On a recent trip to say au revoir to a close friend, we visited Bath’s eponymous Roman Baths. This was originally a Celtic temple to the goddess Sulis, who the Romans, when they came marching in the first century AD, reinterpreted as Minerva the owl goddess of wisdom. But what I like about bath complexes is that they seem to have taken in so many parts of everyday Roman life: cleaning, healing, relaxation, socialising, worship, gossip, curses and prayers. Hundreds of tablets carved with curses have been found in the waters, and in many of them the writer is cursing whoever stole his clothes when he was bathing – for me this sums up the baths’ unique combination of the mystic and mundane.
What lies beneath the ruins is just as interesting. There is a very well preserved hypocaust system, which would have kept Roman toes toasty. I always think it’s a shame these were hidden away under the floor, as they look so impressive.
Of all the things in the museum of objects found at the baths, this tablet with what looks like three female figures on it was my favourite – but I can’t remember a thing about it. (Alright, we had been to the pub.) Perhaps they are priestesses? I like their coiled-up hair.
The building which provides a shell for the ruins is eighteenth century, not Roman, but I did like this little ornamental elephant head on the upper wall.

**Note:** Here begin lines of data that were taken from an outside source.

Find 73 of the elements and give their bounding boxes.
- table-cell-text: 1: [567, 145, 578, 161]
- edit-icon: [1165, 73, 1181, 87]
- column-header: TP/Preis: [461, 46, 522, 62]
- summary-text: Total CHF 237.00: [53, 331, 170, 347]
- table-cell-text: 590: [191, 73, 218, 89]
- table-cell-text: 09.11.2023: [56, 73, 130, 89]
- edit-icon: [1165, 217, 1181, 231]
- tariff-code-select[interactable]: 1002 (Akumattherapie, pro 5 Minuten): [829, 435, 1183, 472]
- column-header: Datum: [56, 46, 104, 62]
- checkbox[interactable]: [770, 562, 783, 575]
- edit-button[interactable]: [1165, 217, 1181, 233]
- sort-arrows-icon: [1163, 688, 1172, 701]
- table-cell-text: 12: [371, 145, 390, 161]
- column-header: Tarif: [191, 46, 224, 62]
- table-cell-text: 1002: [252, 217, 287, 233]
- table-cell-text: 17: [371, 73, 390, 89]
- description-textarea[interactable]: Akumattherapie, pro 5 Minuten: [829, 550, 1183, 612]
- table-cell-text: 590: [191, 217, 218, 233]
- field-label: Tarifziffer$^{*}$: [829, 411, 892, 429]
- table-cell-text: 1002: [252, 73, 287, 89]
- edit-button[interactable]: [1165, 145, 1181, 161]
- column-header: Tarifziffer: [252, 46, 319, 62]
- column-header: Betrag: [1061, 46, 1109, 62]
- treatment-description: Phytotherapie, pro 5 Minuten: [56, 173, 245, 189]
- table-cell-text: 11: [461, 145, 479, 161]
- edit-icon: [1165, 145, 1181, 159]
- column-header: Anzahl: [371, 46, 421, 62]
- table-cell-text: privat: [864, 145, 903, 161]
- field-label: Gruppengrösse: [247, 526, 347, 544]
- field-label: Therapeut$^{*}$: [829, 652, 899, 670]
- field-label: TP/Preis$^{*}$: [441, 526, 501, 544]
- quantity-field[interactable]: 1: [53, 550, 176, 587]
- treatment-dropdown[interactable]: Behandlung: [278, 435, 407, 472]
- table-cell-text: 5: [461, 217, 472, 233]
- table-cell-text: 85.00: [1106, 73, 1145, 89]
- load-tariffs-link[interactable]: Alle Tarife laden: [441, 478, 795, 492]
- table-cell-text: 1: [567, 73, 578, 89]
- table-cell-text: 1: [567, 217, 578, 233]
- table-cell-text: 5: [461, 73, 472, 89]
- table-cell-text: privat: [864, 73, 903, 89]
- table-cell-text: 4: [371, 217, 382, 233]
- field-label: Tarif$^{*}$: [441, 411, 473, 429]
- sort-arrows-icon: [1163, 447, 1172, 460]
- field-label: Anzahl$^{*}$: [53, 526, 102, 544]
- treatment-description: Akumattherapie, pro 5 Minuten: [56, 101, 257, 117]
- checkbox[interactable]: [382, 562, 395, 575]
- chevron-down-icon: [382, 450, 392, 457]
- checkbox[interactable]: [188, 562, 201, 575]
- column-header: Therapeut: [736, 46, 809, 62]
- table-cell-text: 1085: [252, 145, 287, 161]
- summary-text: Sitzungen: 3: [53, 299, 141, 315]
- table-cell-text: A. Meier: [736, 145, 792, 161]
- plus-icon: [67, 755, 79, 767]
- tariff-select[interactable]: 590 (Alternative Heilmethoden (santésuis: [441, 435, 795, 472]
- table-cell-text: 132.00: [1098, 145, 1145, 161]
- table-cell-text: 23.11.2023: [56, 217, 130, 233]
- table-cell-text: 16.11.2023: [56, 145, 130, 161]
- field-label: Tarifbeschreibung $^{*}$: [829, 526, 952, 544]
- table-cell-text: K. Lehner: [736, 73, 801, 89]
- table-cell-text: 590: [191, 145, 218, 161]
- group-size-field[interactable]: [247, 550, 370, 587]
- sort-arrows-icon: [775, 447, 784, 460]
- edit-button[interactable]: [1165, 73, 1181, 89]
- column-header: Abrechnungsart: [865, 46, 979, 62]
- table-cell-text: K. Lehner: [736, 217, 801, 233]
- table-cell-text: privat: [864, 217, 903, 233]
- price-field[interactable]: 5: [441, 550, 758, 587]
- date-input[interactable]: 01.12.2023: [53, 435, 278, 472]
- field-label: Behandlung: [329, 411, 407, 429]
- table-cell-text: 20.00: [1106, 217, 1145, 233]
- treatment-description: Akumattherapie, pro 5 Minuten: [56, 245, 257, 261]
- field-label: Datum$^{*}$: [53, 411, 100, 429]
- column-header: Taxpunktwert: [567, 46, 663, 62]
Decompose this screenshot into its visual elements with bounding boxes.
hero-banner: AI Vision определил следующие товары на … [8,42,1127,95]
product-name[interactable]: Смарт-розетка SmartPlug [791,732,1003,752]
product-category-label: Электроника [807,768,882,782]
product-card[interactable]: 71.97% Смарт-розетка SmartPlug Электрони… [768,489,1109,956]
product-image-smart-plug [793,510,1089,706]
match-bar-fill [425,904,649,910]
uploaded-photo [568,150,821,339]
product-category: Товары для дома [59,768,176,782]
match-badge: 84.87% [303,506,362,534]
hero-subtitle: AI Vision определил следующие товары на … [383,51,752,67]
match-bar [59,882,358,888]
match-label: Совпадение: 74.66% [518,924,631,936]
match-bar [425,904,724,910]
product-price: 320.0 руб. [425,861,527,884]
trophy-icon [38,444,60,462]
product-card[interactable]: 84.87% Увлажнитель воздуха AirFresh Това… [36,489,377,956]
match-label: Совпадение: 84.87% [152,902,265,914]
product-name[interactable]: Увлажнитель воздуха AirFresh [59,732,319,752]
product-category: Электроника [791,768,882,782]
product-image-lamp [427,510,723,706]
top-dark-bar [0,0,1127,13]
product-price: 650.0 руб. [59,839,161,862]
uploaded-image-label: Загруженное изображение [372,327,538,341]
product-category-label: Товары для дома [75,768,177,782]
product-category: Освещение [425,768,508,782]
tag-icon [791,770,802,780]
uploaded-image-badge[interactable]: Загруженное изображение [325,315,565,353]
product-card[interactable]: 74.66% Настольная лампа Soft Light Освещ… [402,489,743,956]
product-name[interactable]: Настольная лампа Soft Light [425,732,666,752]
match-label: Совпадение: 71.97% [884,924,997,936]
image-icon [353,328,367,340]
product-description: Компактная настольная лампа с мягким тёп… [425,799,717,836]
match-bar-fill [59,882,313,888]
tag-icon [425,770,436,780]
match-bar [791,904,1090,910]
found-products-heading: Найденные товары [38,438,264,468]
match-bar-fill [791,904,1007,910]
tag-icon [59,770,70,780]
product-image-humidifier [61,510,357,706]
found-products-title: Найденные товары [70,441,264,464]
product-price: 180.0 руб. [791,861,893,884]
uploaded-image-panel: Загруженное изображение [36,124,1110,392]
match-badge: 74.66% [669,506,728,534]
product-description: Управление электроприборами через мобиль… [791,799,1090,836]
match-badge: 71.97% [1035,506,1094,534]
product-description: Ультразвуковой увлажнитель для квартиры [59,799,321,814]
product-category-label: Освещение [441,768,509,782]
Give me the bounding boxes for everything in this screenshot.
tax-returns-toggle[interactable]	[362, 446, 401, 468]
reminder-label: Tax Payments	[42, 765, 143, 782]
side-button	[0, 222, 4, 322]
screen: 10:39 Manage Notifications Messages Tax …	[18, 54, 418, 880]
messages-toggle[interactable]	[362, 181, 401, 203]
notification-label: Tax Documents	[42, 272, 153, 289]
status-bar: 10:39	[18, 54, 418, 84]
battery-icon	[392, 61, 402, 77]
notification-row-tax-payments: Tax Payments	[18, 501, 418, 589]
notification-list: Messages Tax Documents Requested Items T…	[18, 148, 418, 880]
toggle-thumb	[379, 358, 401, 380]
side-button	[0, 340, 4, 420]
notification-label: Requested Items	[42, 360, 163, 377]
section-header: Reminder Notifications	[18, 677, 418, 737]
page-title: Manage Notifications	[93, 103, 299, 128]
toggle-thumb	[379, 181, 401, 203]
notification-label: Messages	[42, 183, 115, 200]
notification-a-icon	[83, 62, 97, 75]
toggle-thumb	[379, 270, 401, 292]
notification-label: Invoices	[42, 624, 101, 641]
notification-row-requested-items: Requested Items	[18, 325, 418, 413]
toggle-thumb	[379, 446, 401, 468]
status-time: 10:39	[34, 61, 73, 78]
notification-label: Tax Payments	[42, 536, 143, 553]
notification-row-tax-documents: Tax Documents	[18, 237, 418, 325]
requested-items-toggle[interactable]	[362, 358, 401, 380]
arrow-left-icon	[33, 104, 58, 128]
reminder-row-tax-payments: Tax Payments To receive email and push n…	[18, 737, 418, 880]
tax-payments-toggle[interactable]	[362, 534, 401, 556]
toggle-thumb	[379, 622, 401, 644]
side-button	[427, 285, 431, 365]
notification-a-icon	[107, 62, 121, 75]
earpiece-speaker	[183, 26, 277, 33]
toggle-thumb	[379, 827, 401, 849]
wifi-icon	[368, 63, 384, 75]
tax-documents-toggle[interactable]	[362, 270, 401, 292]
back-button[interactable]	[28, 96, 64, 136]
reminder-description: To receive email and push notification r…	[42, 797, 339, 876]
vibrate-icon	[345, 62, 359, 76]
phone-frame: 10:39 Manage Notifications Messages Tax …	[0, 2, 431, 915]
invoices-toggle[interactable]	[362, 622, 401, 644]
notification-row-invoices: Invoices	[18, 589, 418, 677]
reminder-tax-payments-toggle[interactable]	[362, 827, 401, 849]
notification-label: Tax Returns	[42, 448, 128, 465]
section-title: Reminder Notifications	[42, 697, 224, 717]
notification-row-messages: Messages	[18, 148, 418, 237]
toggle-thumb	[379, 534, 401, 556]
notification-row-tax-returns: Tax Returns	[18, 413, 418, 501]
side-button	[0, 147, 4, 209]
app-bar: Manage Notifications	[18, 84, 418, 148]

I can’t claim to know any more about Roman culture than can be found in the well-thumbed pages of my Rotten Romans (I owe Horrible Histories so much). But I do know gorgeous colours when I see them – glorious how the hazy cerulean water contrasts with that mild obsession of mine, the creamy Bath stone.
p.s. A quick note about the tapestry two-piece I am wearing – my friend Antonia spotted it in a charity shop and knew I’d love it, for which I cannot thank her enough!